I made some incredible friends down at the Byron Bay campus that I will have for the rest of my life. The film lecturers were constantly so supportive, personable and helpful, and from day one provided a real mentorship role for me and a lot of my peers. Also, Film Studies classes with Erik were always a huge highlight, because they gave everyone a chance to geek out about their favourite movies for a few hours with a room full of fellow cinephiles.
Are you able to shed some light on how studying at SAE lead you to where you are now?
I started at SAE with a complete blank canvas, I had a huge passion for film but had no idea whatsoever how to create my own. Not only did I learn all the basics of film-making, from pre to post-production, but equally as importantly I learnt how to work with people in a high stress environment, which has been invaluable since graduating.
What are your career highlights?
Working as the Head Tourer for The Touring Film Festival for Screen Queensland for the past year, which has allowed me to travel across the country to rural and indigenous communities to teach filmmaking workshops and provide industry quality equipment to kids of all ages. Once they’ve each created their own film, we hold a film festival for the whole region with all of their films as the main event.
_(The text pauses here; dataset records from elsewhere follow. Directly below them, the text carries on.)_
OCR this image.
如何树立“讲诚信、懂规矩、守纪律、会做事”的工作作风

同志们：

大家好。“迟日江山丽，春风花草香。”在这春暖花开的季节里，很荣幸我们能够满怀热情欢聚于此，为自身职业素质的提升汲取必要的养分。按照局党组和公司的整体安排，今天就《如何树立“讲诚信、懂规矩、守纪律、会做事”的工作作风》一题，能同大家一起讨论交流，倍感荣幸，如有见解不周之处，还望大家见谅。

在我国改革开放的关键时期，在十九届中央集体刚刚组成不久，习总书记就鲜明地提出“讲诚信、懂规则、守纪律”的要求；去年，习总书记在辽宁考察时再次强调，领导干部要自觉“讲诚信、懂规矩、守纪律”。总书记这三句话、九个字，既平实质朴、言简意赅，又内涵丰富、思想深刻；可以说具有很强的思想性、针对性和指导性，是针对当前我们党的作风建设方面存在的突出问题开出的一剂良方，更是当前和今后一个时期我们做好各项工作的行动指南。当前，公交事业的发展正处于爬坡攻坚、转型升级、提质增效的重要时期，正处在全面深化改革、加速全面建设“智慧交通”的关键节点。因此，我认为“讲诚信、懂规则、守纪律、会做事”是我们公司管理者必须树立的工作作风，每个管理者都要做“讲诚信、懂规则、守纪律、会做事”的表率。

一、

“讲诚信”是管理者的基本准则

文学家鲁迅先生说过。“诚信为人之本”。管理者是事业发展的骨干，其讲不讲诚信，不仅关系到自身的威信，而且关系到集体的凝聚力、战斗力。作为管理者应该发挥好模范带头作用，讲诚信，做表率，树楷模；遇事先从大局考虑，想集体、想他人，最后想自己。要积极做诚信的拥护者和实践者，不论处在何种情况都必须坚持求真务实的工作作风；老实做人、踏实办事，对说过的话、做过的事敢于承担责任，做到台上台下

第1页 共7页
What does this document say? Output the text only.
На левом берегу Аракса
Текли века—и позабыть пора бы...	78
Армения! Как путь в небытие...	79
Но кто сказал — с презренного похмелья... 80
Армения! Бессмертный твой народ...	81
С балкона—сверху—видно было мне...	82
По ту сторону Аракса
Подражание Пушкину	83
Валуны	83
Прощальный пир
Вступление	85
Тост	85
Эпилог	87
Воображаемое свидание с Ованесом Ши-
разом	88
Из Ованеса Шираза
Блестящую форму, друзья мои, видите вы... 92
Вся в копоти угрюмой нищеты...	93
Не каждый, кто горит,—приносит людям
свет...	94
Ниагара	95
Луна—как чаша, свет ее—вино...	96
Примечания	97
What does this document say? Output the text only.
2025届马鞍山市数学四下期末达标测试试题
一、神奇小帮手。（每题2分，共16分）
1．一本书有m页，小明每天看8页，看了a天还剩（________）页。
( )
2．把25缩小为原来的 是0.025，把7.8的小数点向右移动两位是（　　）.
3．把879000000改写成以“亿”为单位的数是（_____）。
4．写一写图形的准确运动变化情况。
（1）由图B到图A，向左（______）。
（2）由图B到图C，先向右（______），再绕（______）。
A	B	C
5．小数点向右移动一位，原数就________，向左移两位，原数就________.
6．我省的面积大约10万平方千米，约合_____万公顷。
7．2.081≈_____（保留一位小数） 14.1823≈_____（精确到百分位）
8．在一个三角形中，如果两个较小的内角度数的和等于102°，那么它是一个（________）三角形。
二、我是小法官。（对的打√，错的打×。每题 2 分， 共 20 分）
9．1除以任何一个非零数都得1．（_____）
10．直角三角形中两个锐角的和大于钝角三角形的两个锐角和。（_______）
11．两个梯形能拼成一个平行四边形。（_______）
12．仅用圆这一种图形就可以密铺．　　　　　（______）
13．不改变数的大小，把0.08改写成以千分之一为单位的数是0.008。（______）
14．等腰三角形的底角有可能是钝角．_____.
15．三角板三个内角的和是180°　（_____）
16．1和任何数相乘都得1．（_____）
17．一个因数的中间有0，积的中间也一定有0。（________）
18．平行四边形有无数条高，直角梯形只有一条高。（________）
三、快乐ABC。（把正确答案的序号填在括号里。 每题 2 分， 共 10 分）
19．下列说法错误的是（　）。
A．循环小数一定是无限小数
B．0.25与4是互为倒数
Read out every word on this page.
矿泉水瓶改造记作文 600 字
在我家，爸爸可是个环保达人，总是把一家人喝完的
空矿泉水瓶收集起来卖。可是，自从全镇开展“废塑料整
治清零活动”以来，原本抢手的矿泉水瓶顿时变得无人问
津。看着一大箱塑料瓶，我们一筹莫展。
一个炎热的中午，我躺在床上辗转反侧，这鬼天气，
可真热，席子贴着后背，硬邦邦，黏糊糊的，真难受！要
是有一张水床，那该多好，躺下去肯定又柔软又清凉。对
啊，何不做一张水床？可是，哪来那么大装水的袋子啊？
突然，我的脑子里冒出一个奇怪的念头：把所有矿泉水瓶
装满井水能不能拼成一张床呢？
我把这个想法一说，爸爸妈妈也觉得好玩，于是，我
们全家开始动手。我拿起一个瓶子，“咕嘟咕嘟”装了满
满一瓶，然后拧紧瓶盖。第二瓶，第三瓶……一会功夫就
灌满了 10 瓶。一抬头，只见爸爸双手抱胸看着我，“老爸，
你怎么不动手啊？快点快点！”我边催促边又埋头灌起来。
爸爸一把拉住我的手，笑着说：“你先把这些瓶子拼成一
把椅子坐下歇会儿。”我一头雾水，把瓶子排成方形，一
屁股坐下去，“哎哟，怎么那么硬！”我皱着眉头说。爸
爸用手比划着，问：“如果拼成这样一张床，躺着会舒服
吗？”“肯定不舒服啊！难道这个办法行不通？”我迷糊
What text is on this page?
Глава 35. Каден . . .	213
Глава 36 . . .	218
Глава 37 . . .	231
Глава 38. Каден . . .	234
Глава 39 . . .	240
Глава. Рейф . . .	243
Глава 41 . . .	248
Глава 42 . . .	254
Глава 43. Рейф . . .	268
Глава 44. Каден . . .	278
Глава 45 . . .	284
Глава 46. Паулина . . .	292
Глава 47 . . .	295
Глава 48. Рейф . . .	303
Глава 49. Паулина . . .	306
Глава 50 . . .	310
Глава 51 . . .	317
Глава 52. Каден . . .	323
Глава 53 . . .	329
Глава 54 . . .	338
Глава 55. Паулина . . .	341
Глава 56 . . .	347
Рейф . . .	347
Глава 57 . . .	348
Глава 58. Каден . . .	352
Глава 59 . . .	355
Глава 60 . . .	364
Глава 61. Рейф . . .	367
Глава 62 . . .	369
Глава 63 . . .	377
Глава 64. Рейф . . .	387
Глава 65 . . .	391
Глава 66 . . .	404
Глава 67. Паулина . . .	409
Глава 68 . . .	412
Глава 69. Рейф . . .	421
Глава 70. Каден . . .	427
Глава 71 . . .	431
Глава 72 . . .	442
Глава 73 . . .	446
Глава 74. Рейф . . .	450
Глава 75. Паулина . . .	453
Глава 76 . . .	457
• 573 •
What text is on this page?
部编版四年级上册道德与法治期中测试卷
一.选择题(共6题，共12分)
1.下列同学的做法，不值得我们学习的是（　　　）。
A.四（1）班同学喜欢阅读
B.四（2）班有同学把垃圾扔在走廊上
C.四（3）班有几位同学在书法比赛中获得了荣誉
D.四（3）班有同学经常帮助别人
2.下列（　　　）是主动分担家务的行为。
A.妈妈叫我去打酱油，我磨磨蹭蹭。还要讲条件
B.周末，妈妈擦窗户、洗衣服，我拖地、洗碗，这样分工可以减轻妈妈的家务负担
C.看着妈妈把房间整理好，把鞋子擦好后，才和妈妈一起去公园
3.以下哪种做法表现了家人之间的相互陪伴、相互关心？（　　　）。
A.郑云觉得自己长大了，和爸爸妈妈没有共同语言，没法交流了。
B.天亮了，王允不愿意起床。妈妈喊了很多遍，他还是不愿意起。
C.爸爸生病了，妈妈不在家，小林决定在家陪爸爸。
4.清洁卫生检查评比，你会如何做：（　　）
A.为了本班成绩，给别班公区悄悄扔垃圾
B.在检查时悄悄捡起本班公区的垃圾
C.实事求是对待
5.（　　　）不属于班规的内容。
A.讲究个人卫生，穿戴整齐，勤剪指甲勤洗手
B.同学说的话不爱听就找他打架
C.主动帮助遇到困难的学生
What projects are you working on at the moment?
I’m just about to move to London to start work with a production company over there and am also looking into a possible career in film reviewing. Also, I’m currently working on a script for a science fiction television series and am hoping to have the first season in the final stages of pre-production by the end of the year.
What advice would you give to students aspiring to become successful in their field?
It may seem like a cliché, but the most crucial thing I’ve learnt in this industry (which is so largely based on connections) is to be kind to people. Maya Angelou said it better than I ever could, “At the end of the day people won’t remember what you said or did, they will remember how you made them feel”. Also, allow yourself time every single day to be creative and especially while you’re still studying, make the most of the resources you have at your disposal! Create films that aren’t just for assessment, ask your lecturers for advice, and HIRE OUT THE EQUIPMENT!